Self-supervision via Controlled Transformation and Unpaired Self-conditioning for Low-light Image Enhancement
Aupendu Kar, Sobhan K. Dhara, Debashis Sen, Prabir K. Biswas
TL;DR
This work tackles low-light image enhancement without paired data by introducing SelfEnNet, a two-branch network consisting of an enhancement module $\mathcal{F_E}$ and a noise-handling module $\mathcal{F_D}$. It leverages self-supervision through controlled image transformations and unpaired self-conditioning to learn per-pixel enhancement maps, while a low-gradient magnitude based denoising pathway preserves details in low-light regions. The method achieves strong quantitative and subjective performance against state-of-the-art methods, particularly among unpaired approaches, and demonstrates robustness across datasets and training conditions. A key limitation is that outputs may be slightly less vibrant, reflecting a focus on sufficient and consistent enhancement over maximal color vividness.
Abstract
Real-world low-light images captured by imaging devices suffer from poor visibility and require a domain-specific enhancement to produce artifact-free outputs that reveal details. In this paper, we propose an unpaired low-light image enhancement network leveraging novel controlled transformation-based self-supervision and unpaired self-conditioning strategies. The model determines the required degrees of enhancement at the input image pixels, which are learned from the unpaired low-lit and well-lit images without any direct supervision. The self-supervision is based on a controlled transformation of the input image and subsequent maintenance of its enhancement in spite of the transformation. The self-conditioning performs training of the model on unpaired images such that it does not enhance an already-enhanced image or a well-lit input image. The inherent noise in the input low-light images is handled by employing low gradient magnitude suppression in a detail-preserving manner.

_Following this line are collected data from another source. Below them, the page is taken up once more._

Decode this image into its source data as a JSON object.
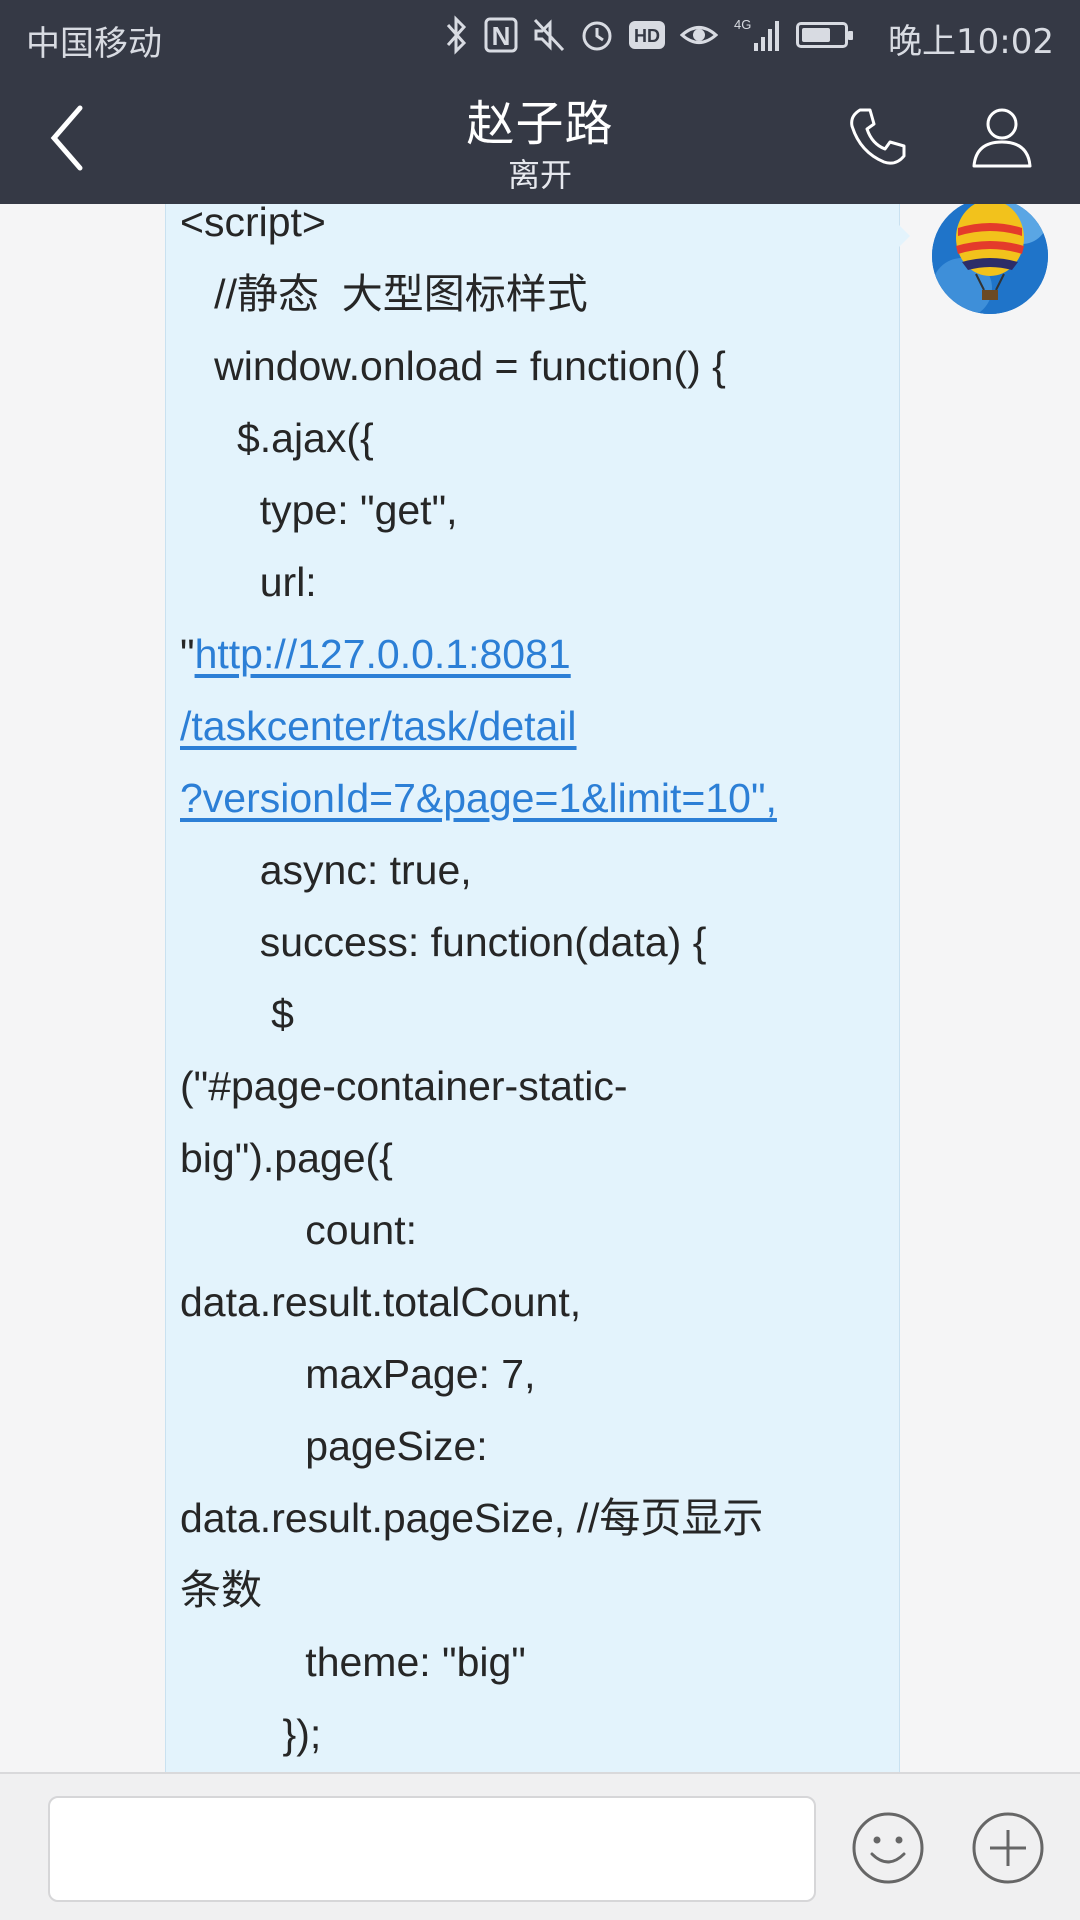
{
  "status_bar": {
    "carrier": "中国移动",
    "network": "4G",
    "hd_badge": "HD",
    "nfc_letter": "N",
    "time": "晚上10:02",
    "icons": [
      "bluetooth-icon",
      "nfc-icon",
      "mute-icon",
      "alarm-icon",
      "hd-icon",
      "eye-icon",
      "signal-icon",
      "battery-icon"
    ]
  },
  "header": {
    "title": "赵子路",
    "subtitle": "离开",
    "icons": [
      "back-icon",
      "phone-icon",
      "user-icon"
    ]
  },
  "message": {
    "lines": [
      "<script>",
      "   //静态  大型图标样式",
      "   window.onload = function() {",
      "     $.ajax({",
      "       type: \"get\",",
      "       url:",
      "\"",
      "http://127.0.0.1:8081",
      "/taskcenter/task/detail",
      "?versionId=7&page=1&limit=10\",",
      "       async: true,",
      "       success: function(data) {",
      "        $",
      "(\"#page-container-static-",
      "big\").page({",
      "           count:",
      "data.result.totalCount,",
      "           maxPage: 7,",
      "           pageSize:",
      "data.result.pageSize, //每页显示",
      "条数",
      "           theme: \"big\"",
      "         });"
    ]
  },
  "input": {
    "value": "",
    "placeholder": ""
  },
  "colors": {
    "header_bg": "#353945",
    "bubble_bg": "#e3f3fc",
    "link": "#2c7fd6",
    "chat_bg": "#f5f5f6"
  }
}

In addition, our noise handling is self-conditioned by preventing the denoising of noise-free well-lit images. The training based on low-light image enhancement-specific attributes allows our model to avoid paired supervision without compromising significantly in performance. While our proposed self-supervision aids consistent enhancement, our novel self-conditioning facilitates adequate enhancement. Extensive experiments on multiple standard datasets demonstrate that our model, in general, outperforms the state-of-the-art both quantitatively and subjectively. Ablation studies show the effectiveness of our self-supervision and self-conditioning strategies, and the related loss functions.